Resident career counseling: during the residency program, residents will be provided the guidance and information to become comfortable in clinical practice and have the tools to continue their professional growth as effective teachers and competent investigators in any clinical environment.  Residents can select appropriate faculty for mentorship of development of career choices.  This provides opportunity with the educational process.

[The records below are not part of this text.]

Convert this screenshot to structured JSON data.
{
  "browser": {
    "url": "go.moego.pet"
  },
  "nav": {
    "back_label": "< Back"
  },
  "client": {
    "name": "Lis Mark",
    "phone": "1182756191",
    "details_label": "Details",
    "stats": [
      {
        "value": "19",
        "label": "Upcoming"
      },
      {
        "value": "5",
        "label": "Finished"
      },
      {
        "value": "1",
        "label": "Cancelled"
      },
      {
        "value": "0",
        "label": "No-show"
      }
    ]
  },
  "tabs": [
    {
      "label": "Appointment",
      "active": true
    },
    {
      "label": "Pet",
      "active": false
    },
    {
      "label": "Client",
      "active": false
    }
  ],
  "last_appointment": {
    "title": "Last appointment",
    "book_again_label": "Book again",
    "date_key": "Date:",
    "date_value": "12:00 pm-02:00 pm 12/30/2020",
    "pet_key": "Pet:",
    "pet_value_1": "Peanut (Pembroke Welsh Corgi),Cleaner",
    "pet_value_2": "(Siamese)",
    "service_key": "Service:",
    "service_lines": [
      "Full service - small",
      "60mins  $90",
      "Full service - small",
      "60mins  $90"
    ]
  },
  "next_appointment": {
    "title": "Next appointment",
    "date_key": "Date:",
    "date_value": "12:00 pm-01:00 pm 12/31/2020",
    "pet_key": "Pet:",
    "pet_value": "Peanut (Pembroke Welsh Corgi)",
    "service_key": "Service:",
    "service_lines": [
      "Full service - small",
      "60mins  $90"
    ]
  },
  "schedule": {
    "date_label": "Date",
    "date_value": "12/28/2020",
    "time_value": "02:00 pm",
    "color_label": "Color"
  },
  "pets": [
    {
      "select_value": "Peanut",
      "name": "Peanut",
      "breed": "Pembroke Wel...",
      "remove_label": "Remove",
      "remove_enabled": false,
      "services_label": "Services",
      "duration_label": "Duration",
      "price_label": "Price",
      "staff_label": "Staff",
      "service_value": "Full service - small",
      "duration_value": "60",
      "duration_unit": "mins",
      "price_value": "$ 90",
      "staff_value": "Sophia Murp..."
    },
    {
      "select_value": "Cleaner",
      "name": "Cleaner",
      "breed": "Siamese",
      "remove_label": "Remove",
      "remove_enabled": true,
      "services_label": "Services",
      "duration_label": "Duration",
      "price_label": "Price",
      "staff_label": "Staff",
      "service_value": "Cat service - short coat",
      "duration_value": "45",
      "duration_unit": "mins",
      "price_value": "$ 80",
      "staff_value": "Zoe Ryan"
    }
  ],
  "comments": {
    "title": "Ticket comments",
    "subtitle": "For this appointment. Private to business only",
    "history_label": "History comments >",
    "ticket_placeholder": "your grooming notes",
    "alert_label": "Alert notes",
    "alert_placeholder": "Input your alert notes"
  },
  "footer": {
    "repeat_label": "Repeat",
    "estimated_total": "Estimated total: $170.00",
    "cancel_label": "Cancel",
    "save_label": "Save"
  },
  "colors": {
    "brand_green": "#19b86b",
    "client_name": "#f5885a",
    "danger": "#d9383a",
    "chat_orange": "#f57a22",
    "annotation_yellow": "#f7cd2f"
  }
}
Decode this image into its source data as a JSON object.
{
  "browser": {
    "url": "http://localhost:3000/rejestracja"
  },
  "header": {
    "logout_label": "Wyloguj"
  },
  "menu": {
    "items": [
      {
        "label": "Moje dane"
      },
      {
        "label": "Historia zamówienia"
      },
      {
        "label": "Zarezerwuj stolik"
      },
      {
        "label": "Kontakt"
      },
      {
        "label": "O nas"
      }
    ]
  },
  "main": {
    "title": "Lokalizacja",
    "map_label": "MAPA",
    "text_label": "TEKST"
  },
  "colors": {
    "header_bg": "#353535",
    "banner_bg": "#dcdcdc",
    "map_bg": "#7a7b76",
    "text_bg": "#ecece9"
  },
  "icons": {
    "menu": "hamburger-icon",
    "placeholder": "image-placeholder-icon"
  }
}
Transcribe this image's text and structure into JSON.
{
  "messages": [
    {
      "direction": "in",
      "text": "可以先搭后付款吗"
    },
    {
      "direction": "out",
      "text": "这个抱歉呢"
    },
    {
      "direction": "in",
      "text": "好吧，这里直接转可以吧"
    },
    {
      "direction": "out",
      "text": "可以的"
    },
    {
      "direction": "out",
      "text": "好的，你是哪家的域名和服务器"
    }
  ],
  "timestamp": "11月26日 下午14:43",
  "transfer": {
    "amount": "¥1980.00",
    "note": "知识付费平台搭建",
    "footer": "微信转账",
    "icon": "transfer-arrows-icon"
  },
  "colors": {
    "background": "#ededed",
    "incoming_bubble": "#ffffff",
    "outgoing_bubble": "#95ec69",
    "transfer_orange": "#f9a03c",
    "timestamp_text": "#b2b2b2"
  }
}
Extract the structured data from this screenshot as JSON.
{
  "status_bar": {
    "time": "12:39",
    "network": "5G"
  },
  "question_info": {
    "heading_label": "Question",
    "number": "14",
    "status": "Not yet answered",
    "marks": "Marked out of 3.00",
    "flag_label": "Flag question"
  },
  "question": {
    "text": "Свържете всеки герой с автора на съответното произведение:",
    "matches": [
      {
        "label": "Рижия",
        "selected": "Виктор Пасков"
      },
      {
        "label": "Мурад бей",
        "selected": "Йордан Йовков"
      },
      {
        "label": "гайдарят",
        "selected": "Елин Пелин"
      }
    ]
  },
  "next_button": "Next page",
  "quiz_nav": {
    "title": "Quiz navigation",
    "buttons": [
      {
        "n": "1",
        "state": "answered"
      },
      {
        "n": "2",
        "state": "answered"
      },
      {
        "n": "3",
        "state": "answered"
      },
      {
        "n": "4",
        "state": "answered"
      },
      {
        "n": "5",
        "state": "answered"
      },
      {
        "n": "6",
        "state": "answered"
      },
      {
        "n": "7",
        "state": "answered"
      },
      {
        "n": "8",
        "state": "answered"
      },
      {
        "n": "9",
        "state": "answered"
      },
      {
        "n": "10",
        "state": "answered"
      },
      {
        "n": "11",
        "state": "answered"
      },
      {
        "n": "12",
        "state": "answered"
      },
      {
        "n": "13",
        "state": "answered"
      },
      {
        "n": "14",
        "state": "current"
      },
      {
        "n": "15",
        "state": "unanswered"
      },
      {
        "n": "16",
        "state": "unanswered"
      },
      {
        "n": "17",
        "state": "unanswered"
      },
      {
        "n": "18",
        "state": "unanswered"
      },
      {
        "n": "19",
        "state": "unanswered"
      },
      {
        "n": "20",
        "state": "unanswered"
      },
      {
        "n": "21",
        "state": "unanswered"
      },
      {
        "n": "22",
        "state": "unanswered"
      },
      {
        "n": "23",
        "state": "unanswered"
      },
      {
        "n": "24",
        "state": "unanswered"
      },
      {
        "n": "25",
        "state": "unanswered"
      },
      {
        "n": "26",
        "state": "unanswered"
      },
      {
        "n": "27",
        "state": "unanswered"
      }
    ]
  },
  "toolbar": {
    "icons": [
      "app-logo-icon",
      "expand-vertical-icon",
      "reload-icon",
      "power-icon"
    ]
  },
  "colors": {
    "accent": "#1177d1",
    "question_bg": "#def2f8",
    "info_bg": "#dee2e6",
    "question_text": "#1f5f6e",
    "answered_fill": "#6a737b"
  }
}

The Department of Otolaryngology adheres strictly to the ACGME implemented 80-hour weekly limit on resident work hours. Further, in order to adhere to the work hour limit on continuous duty, residents are relieved from clinical duties in the morning following an overnight in-house call. Most call coverage is required at Harper University Hospital, Detroit Receiving Hospital and Beaumont Hospital-Dearborn. The call schedule is at home if the resident is within 20 minutes of the hospital. The call schedule is determined by the chief resident. Currently, the call schedule is 1 in 4 for PGY2, twice a month for PGY3, once a month for PGY4, and back-up calls for PGY5.